In der kleinen Stadt Demmin, die malerisch an der Peene liegt, brodelt es in der Museumslandschaft. Die Stadt hat große Pläne für die Wiedereröffnung ihres Museums, das mehr als ein Jahrzehnt geschlossen war. Am Dienstagabend wird eine Arbeitsgruppe ein neues Konzept präsentieren, das den Bürgern und Interessierten eine spannende Perspektive auf die lokale Geschichte bieten soll. Aktuell sind die historischen Schätze des Museums, darunter Möbel, Bilder, Bücher und sogar Waffen, in der ehemaligen Kreisverwaltung in der Adolf-Pompe-Straße eingelagert. Es wird sogar Übergangsausstellungen zur Stadtgeschichte geben, um die Vorfreude auf die Wiedereröffnung zu steigern. Das klingt doch nach einer richtig guten Nachricht! Mehr dazu hier.
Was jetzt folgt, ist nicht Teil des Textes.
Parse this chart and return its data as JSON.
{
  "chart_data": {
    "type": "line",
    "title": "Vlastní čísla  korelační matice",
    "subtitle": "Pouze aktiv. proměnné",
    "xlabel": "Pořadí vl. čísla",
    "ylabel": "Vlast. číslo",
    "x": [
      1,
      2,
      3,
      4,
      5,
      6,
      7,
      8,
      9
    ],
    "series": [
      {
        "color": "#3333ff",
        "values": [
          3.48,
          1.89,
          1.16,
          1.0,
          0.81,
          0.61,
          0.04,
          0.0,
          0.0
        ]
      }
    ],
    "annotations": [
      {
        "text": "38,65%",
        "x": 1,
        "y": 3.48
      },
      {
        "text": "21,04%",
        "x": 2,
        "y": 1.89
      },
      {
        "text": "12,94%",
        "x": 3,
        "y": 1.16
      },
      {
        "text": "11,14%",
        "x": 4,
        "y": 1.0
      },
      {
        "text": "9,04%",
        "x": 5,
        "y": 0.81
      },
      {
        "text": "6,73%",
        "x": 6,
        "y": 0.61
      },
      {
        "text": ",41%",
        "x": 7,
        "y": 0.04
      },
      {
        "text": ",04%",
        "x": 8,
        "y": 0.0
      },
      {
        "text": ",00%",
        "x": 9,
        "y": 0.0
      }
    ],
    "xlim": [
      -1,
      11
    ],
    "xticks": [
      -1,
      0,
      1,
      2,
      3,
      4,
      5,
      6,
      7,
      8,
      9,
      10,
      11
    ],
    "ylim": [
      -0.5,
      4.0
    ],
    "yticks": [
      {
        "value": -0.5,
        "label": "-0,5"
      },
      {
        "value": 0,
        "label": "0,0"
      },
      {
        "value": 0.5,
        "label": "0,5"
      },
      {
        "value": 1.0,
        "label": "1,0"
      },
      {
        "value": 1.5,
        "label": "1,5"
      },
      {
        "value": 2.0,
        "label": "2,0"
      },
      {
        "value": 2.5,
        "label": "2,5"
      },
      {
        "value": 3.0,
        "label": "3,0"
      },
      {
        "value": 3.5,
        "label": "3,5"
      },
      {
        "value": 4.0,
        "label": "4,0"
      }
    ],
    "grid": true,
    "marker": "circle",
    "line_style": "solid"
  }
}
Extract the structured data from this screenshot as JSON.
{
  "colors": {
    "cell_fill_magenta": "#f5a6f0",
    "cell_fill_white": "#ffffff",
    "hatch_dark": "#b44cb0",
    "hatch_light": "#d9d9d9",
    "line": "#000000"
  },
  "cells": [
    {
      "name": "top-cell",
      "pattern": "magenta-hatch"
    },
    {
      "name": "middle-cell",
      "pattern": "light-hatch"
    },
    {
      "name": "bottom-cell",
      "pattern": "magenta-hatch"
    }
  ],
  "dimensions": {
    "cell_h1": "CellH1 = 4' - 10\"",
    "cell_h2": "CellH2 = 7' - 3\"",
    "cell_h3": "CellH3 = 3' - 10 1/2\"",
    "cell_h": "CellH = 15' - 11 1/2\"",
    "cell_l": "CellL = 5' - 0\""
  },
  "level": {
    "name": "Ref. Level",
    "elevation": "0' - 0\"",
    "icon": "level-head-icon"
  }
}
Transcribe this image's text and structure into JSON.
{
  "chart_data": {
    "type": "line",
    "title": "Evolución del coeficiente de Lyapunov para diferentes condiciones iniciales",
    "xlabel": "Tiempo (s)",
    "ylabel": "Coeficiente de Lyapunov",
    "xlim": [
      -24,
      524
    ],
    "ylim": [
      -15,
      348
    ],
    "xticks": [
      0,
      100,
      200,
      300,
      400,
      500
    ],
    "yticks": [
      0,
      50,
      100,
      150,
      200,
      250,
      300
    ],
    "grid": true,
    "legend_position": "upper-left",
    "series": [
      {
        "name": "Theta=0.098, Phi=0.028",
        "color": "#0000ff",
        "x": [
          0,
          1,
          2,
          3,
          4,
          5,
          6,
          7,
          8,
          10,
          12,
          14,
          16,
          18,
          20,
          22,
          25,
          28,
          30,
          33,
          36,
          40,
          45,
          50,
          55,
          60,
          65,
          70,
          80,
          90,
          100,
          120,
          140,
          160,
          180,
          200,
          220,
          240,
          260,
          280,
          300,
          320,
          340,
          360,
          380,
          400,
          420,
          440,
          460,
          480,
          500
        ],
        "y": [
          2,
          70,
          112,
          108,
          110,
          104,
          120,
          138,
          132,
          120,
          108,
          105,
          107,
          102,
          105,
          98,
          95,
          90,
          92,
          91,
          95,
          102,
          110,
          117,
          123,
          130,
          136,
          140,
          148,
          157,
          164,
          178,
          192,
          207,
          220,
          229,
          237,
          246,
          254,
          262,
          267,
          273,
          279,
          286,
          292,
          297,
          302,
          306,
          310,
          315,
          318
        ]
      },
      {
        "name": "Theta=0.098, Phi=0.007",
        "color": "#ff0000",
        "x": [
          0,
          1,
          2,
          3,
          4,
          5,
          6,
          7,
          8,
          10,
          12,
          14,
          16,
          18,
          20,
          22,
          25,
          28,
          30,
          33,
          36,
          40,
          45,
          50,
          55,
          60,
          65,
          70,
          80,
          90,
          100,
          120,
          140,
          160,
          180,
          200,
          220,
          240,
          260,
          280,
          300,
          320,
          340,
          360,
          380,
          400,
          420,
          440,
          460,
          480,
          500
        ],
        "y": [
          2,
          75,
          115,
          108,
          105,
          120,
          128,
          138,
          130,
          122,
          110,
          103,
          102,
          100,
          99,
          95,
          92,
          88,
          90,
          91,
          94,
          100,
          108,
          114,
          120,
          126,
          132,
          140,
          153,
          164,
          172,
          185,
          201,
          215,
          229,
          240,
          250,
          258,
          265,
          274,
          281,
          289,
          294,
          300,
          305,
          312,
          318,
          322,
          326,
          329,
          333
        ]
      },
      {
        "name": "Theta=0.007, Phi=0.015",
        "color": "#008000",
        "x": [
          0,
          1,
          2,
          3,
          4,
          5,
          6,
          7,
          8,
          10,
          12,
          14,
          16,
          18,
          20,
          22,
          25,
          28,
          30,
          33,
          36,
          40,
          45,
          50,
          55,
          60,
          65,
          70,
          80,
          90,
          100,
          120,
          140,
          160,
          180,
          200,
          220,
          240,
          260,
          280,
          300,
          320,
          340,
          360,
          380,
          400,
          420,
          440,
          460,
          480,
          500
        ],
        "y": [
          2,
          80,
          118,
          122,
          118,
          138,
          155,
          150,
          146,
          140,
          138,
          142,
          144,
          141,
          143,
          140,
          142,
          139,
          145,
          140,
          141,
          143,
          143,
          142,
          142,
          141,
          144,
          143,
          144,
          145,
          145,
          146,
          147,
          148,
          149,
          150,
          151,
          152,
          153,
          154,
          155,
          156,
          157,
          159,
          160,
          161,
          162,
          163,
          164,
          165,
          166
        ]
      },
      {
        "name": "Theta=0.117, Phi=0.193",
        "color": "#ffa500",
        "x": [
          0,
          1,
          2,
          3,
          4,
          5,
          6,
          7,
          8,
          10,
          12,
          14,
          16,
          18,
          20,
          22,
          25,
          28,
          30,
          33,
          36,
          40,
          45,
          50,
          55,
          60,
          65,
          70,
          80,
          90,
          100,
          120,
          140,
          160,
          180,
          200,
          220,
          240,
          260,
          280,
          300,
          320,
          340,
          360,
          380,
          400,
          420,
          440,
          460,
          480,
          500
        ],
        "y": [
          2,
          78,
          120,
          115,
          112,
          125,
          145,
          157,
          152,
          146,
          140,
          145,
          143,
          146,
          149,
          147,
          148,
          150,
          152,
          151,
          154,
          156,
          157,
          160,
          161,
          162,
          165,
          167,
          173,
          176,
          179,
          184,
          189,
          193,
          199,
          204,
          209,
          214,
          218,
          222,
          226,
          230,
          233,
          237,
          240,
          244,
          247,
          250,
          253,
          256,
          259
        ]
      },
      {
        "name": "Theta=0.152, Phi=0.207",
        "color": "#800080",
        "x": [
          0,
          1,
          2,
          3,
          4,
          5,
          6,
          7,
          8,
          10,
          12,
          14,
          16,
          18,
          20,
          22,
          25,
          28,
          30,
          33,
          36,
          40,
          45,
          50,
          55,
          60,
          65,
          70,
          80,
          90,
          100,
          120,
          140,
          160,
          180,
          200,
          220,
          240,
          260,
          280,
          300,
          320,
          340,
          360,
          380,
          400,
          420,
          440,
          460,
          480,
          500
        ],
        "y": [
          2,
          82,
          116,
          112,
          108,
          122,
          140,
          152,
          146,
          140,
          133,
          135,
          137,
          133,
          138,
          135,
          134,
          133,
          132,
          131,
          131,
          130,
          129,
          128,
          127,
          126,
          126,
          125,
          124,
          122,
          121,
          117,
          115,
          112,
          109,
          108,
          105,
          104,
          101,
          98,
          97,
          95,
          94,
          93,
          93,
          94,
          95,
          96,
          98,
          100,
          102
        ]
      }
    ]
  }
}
Das Demminer Museum hat eine lange Geschichte, die bis ins Jahr 1922 zurückreicht, als es gegründet wurde. 1932 wurde es der Öffentlichkeit zugänglich gemacht und erfreute sich über viele Jahre großer Beliebtheit. Nachdem das Museum 2015 geschlossen wurde, übernahm die Stadt Demmin im Juli 2022 den Fundus vom Landkreis Mecklenburgische Seenplatte. Die Bestände umfassen mittlerweile etwa 40.000 Objekte, von archäologischen Funden über Alltagskultur bis hin zu einer wertvollen Münzsammlung und einer Pommern-Bibliothek. Diese Vielfalt ist einfach beeindruckend! Ab 2023 wird an der Neugestaltung des Museums gearbeitet, was die Erwartungen der Bürger weiter anheizt.

Ein Verein als Träger

Ein ganz besonderer Aspekt dieser Neugestaltungspläne ist, dass ein Verein als Träger des Museums fungieren wird. Dieser Heimatverein, der seit Januar 2023 die Bestände betreut, zeigt bereits ausgewählte Stücke in regelmäßigen Ausstellungen im gesamten Stadtgebiet. Das Engagement des Vereins ist bewundernswert und zeigt, wie stark die lokale Gemeinschaft hinter ihrem kulturellen Erbe steht. Zudem erhält der Verein finanzielle Unterstützung vom Landkreis, was die Umsetzung der Pläne erleichtert.

Ein Umzug in den Klänhammer-Speicher an der Peene steht ebenfalls auf dem Plan, nachdem die notwendigen Umbauten abgeschlossen sind. Das klingt nach einem tollen neuen Zuhause für all die historischen Schätze! Außerdem wird die Stadt Demmin ab November 2024 das Journal „Demminer Museumsblätter“ herausgeben, um die Öffentlichkeit über die Entwicklungen im Museum zu informieren. Das ist eine großartige Möglichkeit, die Menschen in die Geschehnisse einzubeziehen und sie für die Geschichte ihrer Stadt zu begeistern.

Ein Blick über die Grenzen

Wenn man über Demmin und seine Museumspläne nachdenkt, muss man auch einen Blick auf andere kulturelle Einrichtungen werfen. Zum Beispiel das Institut für Stadtgeschichte in Frankfurt, das als eines der bedeutendsten kommunalen Archive Deutschlands gilt. Es wurde 1436 gegründet und hat sich als historisches Gedächtnis der Stadt etabliert. Auch hier wird Geschichte lebendig gehalten, und das bringt einen zum Nachdenken: Welche Geschichten werden in Demmin noch erzählt werden können, wenn das Museum wieder eröffnet? Und wird sich die Begeisterung der Bürger für ihre Geschichte ähnlich entfalten, wie es in Frankfurt der Fall ist?

Werbung
Hier könnte Ihr Advertorial stehen
Ein Advertorial bietet Unternehmen die Möglichkeit, ihre Botschaft direkt im redaktionellen Umfeld zu platzieren

Die Vorfreude auf die Wiedereröffnung des Museums in Demmin wächst, und man kann nur hoffen, dass die Bürger und Besucher bald in den Genuss kommen, die faszinierenden Exponate zu sehen und mehr über die spannende Geschichte dieser Region zu erfahren. Denn letztlich sind es die Geschichten, die uns verbinden – und die Geschichten, die wir noch erzählen werden!